NJ jobless claims top 930,000 in six weeks, as 72,000 more file
The number of new jobless claims filed by New Jersey residents shrunk by half last week compared with a week earlier to around 72,000, according to a weekly Labor Department report. That brings total new filings for unemployment benefits in the state since mid-March to over 930,000.
It’s the smallest jump in six weeks, since the coronavirus-related business closures and stay-at-home orders were imposed – but also the sixth largest jump in more than 33 years of record-keeping at the state level.
Around 622,000 New Jersey residents were receiving unemployment benefits for the week ending April 18, which amounted to 15.5% of workers covered by unemployment insurance.
Roughly 200,000 applicants who have not yet received benefits are self-employed, independent contractors or those who do not have enough recent earnings to qualify for regular unemployment benefits, according to the state labor department. But they are likely eligible under the CARES Act and those payments will begin flowing on Friday.

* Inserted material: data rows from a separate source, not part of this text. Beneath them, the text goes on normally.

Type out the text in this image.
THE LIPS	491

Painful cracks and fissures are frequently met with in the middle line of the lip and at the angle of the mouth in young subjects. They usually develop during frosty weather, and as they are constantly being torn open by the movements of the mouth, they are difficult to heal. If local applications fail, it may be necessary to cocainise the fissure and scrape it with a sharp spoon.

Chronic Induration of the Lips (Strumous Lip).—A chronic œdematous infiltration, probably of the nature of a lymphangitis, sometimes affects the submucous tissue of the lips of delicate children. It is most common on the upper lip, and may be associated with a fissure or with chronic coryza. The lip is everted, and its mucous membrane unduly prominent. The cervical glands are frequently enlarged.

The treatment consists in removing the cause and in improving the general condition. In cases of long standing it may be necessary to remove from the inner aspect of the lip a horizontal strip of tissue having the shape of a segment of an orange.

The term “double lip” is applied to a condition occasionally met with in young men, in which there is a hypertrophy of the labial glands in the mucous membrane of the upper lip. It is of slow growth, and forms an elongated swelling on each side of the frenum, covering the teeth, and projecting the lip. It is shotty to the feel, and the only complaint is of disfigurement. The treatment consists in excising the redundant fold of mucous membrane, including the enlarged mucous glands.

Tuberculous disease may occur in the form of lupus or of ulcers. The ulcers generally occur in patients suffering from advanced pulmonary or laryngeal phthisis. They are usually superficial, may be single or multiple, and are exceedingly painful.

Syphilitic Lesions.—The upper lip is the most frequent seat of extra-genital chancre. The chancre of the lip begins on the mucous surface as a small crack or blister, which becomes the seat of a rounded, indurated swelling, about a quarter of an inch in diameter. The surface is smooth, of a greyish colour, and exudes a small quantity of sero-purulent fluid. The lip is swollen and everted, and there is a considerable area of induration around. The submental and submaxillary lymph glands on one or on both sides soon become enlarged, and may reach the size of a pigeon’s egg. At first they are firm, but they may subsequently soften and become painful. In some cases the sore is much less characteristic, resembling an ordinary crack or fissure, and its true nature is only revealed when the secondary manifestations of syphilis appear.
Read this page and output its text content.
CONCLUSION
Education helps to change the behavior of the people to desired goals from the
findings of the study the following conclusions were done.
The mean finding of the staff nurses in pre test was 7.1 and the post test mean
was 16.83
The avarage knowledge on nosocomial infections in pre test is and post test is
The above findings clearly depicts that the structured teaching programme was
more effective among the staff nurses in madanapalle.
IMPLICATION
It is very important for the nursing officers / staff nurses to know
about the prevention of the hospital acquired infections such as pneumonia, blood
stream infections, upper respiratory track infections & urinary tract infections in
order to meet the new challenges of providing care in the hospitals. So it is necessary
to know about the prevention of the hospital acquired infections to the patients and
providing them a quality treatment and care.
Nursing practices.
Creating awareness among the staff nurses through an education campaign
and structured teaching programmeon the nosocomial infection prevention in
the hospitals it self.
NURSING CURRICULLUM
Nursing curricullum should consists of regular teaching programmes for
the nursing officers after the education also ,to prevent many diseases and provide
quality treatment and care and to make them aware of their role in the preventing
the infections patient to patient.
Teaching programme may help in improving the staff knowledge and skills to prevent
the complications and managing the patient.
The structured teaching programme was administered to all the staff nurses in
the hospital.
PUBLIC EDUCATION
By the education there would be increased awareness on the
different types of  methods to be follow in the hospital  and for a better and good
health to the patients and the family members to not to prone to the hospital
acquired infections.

“We know that people are anxious to receive these benefits — and we want to get benefits out the door as quickly as possible — but we had to build from scratch a process to determine eligibility, protect claimants’ personal information, prevent fraud and distribute these new benefits,” said Labor Commissioner Robert Asaro-Angelo.
Since the start of March, the state has paid out around $1.4 billion in unemployment benefits to laid-off and furloughed workers in New Jersey, including $727 million in state benefits and $690 million in supplemental federal payments.
Nationally, another 3.8 million people filed first-time claims for unemployment benefits last week. More than 30 million Americans have filed for unemployment over the last six weeks.
The only states with larger improvements than New Jersey in the number of new claims in the week ending April 25 were California, where it dropped by around 200,000, and Connecticut and Florida, where the change were roughly the same as the 69,122 in New Jersey.